Klassischerweise wird die Schlafapnoe mit Hilfe einer Schlaflabormessung diagnostiziert. Dies bedeutet für Patienten eine Nacht Aufenthalt im Schlaflabor, außerhalb ihrer gewohnten Umgebung. Hinzu kommen zahlreiche Kabel, die am Patienten angebracht werden, um die unterschiedlichsten Parameter abzuleiten.

Seit Jahren beschäftigen wir uns deshalb mit der Verbesserung der ambulanten Diagnostik.

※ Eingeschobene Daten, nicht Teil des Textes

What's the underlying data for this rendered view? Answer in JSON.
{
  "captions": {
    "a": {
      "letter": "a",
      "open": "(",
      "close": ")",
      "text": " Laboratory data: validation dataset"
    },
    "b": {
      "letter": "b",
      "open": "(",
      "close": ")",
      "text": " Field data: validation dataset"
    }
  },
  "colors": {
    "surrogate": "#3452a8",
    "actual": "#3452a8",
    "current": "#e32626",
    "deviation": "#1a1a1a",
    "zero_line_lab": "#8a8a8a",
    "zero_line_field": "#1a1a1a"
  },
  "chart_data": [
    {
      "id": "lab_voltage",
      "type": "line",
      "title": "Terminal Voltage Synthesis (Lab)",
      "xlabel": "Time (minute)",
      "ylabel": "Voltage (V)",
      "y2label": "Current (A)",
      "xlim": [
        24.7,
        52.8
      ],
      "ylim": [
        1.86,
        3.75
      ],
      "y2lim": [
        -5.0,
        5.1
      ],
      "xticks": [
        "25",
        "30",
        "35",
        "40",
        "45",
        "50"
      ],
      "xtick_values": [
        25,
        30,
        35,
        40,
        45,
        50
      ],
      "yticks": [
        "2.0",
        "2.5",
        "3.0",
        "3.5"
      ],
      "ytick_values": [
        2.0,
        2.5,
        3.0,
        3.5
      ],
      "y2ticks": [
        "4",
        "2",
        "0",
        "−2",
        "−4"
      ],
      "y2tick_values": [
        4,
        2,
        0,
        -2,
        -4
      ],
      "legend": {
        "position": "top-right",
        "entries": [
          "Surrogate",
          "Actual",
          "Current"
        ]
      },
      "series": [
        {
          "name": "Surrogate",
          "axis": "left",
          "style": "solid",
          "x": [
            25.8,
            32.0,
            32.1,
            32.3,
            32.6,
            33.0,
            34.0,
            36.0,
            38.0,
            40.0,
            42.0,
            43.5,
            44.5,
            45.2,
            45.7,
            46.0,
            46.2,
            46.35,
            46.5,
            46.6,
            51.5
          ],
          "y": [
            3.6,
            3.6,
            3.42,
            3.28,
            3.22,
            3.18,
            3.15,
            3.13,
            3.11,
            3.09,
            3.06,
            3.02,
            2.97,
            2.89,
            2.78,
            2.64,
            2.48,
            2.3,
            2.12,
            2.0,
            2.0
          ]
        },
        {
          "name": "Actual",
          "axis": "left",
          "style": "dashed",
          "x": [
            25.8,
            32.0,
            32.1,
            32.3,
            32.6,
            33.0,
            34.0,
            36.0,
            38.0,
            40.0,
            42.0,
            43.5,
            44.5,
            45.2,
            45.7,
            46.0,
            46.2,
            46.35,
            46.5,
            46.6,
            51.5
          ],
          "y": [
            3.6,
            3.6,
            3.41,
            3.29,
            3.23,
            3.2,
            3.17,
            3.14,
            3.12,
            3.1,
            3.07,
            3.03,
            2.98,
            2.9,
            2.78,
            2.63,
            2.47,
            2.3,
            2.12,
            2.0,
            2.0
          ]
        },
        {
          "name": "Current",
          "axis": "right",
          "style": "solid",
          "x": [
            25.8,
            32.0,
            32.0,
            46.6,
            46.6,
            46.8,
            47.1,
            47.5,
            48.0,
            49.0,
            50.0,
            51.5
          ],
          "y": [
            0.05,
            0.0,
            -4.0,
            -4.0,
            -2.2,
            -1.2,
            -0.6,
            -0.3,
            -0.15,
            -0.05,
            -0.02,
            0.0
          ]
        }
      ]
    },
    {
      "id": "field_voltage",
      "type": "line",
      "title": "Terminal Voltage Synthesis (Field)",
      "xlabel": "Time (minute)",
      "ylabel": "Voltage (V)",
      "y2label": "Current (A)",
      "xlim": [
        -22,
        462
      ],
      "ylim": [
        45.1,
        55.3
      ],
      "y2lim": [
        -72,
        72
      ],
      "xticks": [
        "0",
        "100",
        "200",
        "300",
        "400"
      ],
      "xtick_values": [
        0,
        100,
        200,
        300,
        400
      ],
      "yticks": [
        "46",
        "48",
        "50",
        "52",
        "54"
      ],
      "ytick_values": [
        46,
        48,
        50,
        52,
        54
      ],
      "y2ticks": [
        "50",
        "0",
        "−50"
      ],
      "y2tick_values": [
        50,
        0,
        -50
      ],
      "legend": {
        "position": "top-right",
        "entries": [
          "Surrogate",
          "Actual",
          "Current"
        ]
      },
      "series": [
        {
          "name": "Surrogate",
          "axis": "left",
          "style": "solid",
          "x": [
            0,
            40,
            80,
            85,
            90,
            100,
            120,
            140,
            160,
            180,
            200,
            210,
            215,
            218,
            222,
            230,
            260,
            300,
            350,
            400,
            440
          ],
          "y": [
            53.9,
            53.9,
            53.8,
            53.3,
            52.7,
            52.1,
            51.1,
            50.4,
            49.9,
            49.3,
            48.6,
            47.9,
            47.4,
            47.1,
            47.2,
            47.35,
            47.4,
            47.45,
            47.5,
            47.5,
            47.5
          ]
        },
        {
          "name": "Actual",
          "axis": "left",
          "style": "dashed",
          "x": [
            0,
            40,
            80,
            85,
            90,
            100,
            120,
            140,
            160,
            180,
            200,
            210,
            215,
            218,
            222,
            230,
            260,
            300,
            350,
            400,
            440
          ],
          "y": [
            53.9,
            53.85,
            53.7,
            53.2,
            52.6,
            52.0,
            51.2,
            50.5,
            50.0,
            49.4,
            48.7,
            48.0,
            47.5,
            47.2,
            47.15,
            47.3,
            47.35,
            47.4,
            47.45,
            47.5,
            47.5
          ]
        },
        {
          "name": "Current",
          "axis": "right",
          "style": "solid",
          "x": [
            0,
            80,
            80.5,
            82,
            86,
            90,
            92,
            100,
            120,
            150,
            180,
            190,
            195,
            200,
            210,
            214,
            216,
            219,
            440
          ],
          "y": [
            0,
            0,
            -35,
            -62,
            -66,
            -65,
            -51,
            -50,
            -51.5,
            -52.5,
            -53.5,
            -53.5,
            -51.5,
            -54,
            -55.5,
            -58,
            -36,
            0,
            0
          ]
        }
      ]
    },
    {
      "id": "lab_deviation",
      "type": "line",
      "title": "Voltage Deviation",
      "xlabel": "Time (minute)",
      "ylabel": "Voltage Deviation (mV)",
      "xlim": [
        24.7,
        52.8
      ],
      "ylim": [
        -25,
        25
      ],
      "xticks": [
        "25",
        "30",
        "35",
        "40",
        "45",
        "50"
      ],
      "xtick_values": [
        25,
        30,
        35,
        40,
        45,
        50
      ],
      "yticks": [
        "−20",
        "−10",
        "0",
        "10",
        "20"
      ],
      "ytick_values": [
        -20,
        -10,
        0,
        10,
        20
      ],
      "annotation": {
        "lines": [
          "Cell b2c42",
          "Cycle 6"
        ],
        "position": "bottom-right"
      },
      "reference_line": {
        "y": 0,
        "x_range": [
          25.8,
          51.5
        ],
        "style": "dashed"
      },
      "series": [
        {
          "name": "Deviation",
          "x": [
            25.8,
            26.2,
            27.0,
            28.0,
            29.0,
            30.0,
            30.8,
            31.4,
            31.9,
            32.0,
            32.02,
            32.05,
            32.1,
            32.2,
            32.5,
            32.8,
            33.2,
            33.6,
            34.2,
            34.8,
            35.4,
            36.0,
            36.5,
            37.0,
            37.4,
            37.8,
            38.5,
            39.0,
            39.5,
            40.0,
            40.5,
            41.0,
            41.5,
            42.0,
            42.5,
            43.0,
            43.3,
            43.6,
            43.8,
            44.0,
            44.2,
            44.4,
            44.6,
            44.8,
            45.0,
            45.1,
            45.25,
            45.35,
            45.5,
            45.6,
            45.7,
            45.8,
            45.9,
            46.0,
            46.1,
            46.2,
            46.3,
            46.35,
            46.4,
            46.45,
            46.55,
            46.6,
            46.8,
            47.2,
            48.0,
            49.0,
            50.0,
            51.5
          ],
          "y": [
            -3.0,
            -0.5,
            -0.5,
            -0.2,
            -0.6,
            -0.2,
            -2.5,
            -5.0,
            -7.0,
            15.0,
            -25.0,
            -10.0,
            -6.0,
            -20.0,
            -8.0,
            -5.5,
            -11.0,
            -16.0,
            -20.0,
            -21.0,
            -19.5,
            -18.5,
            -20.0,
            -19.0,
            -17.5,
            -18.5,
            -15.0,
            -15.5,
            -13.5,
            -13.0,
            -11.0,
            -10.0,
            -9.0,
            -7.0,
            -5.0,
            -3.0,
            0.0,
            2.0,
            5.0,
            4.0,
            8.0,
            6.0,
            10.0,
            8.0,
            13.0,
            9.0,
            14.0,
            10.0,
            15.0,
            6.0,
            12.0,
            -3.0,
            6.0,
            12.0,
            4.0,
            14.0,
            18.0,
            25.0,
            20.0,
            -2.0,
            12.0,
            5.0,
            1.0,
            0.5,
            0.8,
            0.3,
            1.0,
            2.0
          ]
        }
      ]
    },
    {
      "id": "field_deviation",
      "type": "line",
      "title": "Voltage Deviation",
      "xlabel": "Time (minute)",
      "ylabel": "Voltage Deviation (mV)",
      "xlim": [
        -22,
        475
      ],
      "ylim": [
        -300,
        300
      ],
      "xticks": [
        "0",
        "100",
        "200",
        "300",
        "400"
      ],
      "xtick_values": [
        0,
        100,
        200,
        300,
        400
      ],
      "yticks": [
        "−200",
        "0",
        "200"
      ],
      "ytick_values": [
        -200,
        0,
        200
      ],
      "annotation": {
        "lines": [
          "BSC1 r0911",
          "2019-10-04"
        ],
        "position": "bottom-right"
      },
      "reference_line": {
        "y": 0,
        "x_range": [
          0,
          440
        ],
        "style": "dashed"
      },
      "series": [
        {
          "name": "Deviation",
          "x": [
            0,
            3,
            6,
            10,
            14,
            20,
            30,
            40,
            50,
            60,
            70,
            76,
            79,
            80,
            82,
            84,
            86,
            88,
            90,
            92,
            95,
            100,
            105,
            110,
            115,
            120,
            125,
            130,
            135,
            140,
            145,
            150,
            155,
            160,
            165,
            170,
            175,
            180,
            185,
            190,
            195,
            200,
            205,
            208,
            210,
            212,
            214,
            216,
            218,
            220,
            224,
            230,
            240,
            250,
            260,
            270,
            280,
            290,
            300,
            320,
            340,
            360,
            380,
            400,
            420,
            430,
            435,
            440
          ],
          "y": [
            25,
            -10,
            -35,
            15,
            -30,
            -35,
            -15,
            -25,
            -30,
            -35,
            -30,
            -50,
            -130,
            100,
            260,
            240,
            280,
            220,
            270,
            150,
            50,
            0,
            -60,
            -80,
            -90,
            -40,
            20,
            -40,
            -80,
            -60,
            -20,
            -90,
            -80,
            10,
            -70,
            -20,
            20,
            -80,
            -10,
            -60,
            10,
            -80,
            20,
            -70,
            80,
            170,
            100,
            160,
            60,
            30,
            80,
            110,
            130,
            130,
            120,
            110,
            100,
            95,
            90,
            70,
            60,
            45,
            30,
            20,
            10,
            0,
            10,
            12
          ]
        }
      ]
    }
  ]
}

In den letzten Jahren führt der Weg in der Diagnostik weg von der Erfassung rein deskriptiver Werte, hin zur Erfassung integrierter physiologischer Parameter wie dem peripheren-arteriellen Tonus („PAT-Technologie“). Die PAT-Technologie wurde in der Vergangenheit oft auf Grund des vollautomatisierten Auswertemechanismus kritisch gesehen. Mithilfe des manuellen PAT-Scorings konnte in der COMPASS-Studie jedoch erstmals auch bei der manuellen Auswertung eine der Polysomnographie vergleichbare Sensitivität und Spezifität nachgewiesen werden. Auch zentrale Atmungsstörungen werden vollständig erfasst.

Diese Technologie ähnelt schon sehr einem mobilen ambulanten Schlaflabor zur Anwendung beim Patienten zu Hause.